Cast your mind back around a year (yes, it’s been that long already!). Coles and Woolworths both shockingly announce the suspension of the soft plastics collection program REDcycle, Australia’s only return-to-store, soft plastics recovery program. The country goes into a meltdown (okay, it was not that dramatic, but it was a shock nonetheless)!

So, what actually happened, and what alternatives do we have?

REDcycle operated by collecting and providing soft plastics to third parties with the capability to repurpose the plastic into another product. Before suspension, REDcycle was made viable by Melbourne-based recycling operator, Close the Loop, providing them thousands of tonnes of plastic/year to transform it into an additive and binding agent for asphalt.

In June 2022, a fire broke out at the Close the Loop factory, damaging the facility and bringing a halt to production. REDcycle didn’t inform the supermarkets or the public that it was no longer capable of recycling the thousands of tonnes of plastic material, instead stockpiling it for 5 months waiting for a new operator to come along to take the plastic. Alas, no one came along.

Despite Environment Minister Tanya Plibersek calling on the supermarkets to step up and find a viable solution to allow Australians to continue to recycle, a year came and passed, with no single cohesive program appearing to deal with Australia’s soft plastic waste. (You’d think with those profits they’ve been recording this past year, they’d be looking for solutions…)

Understanding Soft Plastics: The Packaging Predicament

Soft plastics are a ubiquitous part of our lives, found in plastic bags, pasta and rice bags, lolly and biscuit packets, fresh fruit and veg bags, frozen food bags, magazine and newspaper wrapping, cling wrap, and bubble wrap.

Why are Soft Plastics So Commonly Used?

Soft plastics are chosen for packaging due to their versatility, lightweight nature, and cost-effectiveness. They provide an excellent barrier against moisture, oxygen, and light, extending the shelf life of products and reducing food waste. Moreover, their flexibility allows for convenient packaging solutions, making them a popular choice for consumers and businesses alike.

Challenges of Soft Plastic Recycling

Despite their convenience and widespread use, soft plastics present significant challenges in the recycling process. When mixed with other recyclables like glass, paper, and metal, soft plastics can contaminate the recycling stream, compromising the quality of the recycled materials. Moreover, the mechanical recycling process used for rigid plastics is often not suitable for soft plastics, as they can become entangled in machinery or melt at different temperatures, leading to processing issues and decreased recycling efficiency.

Hope on the Horizon

If you’re lucky enough to live near one of the 12 Melbourne stores offering the trial service again, then you can start recycling your soft plastics again!
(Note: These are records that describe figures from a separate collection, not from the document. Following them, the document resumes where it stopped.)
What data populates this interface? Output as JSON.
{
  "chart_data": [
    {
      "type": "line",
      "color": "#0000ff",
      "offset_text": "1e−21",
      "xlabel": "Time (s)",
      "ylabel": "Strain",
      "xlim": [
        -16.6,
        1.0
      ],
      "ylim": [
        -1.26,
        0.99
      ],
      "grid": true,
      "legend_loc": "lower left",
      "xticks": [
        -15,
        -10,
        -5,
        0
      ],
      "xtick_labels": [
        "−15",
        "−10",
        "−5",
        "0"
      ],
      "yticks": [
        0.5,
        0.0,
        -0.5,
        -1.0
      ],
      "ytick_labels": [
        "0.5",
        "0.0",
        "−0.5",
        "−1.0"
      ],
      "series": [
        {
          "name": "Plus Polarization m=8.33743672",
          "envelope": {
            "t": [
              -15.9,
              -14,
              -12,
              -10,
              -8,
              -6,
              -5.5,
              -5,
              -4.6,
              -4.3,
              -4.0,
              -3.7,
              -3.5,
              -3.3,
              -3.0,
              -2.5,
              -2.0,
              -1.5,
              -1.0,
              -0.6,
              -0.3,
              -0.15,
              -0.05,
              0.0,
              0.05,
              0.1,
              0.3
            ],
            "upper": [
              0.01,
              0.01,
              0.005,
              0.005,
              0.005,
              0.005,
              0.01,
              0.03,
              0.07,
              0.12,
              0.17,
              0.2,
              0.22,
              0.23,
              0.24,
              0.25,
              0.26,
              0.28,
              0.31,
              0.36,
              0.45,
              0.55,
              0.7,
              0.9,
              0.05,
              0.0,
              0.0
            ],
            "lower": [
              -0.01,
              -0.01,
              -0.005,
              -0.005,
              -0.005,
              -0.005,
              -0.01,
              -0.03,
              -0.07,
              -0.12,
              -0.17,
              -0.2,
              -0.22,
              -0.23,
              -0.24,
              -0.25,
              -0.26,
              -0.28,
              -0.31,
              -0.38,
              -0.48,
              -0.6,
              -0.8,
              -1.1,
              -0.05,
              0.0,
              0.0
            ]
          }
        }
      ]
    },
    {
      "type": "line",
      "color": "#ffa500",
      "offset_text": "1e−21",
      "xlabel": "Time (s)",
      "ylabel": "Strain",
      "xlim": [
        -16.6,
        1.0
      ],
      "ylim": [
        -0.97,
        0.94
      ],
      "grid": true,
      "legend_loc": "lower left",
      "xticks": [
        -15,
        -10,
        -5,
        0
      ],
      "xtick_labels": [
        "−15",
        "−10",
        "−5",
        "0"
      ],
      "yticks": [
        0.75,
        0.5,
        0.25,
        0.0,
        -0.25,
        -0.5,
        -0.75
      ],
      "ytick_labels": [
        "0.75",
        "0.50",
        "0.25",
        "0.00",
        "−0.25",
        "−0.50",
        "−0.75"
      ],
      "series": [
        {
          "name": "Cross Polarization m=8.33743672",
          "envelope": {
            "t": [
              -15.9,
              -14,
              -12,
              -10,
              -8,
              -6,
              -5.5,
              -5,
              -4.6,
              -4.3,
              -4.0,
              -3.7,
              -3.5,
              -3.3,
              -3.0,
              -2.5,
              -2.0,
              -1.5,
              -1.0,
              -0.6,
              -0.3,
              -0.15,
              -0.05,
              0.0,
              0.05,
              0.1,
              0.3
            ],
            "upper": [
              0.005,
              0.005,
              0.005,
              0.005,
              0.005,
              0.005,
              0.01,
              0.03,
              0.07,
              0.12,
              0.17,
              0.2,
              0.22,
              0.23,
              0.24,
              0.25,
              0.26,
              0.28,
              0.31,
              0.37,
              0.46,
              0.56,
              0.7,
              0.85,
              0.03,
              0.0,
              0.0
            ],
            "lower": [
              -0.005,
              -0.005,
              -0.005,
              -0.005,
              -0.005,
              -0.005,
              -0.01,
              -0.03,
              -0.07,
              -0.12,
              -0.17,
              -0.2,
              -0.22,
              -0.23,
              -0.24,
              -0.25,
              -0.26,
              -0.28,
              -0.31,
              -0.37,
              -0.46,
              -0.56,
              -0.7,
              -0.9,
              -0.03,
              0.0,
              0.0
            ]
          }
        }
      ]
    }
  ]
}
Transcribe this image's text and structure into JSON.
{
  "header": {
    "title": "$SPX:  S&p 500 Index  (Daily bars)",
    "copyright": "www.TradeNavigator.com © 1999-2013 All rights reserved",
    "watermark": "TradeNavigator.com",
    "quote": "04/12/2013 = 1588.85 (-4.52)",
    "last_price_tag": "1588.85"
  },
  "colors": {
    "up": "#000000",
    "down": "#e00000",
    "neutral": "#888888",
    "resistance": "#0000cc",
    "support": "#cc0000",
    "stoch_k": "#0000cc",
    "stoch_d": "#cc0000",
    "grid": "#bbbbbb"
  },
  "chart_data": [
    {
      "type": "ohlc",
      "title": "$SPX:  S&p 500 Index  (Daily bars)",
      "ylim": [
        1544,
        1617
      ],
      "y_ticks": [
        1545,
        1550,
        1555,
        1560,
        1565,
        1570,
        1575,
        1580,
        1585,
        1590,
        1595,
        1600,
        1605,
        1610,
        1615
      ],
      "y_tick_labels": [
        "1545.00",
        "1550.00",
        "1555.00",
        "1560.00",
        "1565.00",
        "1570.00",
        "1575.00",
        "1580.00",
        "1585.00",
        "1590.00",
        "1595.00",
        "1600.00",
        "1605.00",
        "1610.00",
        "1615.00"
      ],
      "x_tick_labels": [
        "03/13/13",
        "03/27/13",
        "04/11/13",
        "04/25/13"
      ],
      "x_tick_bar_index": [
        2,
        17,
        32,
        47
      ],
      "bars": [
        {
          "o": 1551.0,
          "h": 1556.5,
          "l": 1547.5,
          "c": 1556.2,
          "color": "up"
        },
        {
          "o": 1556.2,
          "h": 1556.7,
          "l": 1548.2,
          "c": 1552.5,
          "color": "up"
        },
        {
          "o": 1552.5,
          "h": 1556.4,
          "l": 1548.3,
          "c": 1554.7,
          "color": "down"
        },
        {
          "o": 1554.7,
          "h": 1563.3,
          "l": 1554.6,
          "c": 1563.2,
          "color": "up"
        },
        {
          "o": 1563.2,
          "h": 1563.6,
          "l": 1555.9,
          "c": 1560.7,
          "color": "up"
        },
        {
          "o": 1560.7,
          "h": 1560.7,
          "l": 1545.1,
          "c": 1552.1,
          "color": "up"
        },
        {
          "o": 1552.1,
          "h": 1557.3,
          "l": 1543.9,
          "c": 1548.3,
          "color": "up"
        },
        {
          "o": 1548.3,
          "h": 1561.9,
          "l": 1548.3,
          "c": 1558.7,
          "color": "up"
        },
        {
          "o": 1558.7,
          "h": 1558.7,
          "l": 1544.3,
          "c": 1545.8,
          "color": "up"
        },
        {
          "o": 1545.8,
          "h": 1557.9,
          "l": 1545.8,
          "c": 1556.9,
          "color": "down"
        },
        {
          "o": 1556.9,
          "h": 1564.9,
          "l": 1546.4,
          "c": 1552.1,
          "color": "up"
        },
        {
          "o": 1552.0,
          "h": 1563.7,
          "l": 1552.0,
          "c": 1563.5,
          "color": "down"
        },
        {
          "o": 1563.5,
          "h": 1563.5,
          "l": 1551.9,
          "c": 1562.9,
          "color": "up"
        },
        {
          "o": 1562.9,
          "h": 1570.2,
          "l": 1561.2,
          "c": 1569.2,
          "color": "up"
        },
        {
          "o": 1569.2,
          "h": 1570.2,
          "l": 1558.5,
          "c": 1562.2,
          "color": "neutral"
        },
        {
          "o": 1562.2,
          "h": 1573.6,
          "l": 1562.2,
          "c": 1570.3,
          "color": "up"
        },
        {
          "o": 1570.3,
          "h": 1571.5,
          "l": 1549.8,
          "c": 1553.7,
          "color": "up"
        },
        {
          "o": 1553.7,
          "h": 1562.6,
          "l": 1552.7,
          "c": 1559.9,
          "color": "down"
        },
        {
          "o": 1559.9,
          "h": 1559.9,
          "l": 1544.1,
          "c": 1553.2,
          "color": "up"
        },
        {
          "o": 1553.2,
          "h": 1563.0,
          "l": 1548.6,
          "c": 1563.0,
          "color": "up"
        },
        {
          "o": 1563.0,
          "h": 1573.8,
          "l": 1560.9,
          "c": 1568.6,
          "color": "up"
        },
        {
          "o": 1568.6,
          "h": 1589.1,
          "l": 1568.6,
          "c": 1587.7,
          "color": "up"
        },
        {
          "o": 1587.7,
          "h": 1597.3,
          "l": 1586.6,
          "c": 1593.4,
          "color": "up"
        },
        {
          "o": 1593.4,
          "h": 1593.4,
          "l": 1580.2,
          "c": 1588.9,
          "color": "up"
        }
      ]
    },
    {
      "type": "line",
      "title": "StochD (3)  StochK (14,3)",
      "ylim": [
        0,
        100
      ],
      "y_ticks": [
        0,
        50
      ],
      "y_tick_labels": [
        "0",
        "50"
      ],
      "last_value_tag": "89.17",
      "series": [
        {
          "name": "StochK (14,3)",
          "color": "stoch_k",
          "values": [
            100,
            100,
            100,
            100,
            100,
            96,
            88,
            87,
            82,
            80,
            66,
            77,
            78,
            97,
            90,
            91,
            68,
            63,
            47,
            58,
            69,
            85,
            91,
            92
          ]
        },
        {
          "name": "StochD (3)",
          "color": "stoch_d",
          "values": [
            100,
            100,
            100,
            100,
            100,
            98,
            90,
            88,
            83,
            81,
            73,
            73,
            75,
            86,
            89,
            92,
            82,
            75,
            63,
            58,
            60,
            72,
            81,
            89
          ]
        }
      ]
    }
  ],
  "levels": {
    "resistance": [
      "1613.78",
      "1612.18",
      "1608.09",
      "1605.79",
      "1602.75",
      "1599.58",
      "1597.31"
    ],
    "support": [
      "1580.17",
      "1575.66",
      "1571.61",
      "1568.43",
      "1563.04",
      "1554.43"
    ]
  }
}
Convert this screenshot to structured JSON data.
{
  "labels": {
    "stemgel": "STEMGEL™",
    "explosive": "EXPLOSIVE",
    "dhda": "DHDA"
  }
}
Much like the original REDcycle scheme, the new small-scale trial in Victoria will see soft plastics collected, sorted, weighed and processed into a variety of products, including an additive for asphalt roads, a replacement for aggregate in concrete and a material for making shopping trolleys and baskets. To be a successful and lasting solution, the scheme must be cost-effective and suitably located, with established markets for the recycled products.

While the recent trial service in Melbourne offers a glimmer of hope, its success underscores the need for scalable solutions nationwide. Expanding initiatives like these can revolutionise soft plastic recycling, paving the way for a circular economy and reduced environmental impact. 

What Can You Do?

If you’re not in the vicinity of the 12 stores, then don’t lose hope! While we wait for the government and industry to catch up, you’ve got a few options:

  • Do some research to see if your council has a soft plastic recycling program - some of them do!
  • Check out RecycleSmart, a service that picks up all your hard-to-recycle things, including soft plastics - head to their website at our link in bio to see if they operate in your area!
  • Empower yourself to make a difference by reducing your soft plastic consumption. 
  • Opt for products with minimal packaging, explore alternatives to single-use plastics, and support businesses that prioritise sustainable packaging solutions
  • Advocate for improved recycling infrastructure and policies in your community

As we navigate the complexities of soft plastic recycling, let's remember that every action counts. By raising awareness, adopting sustainable practices, and advocating for change, we can collectively create a brighter, greener future for generations to come. Together, let's turn challenges into opportunities and make a lasting impact on our planet.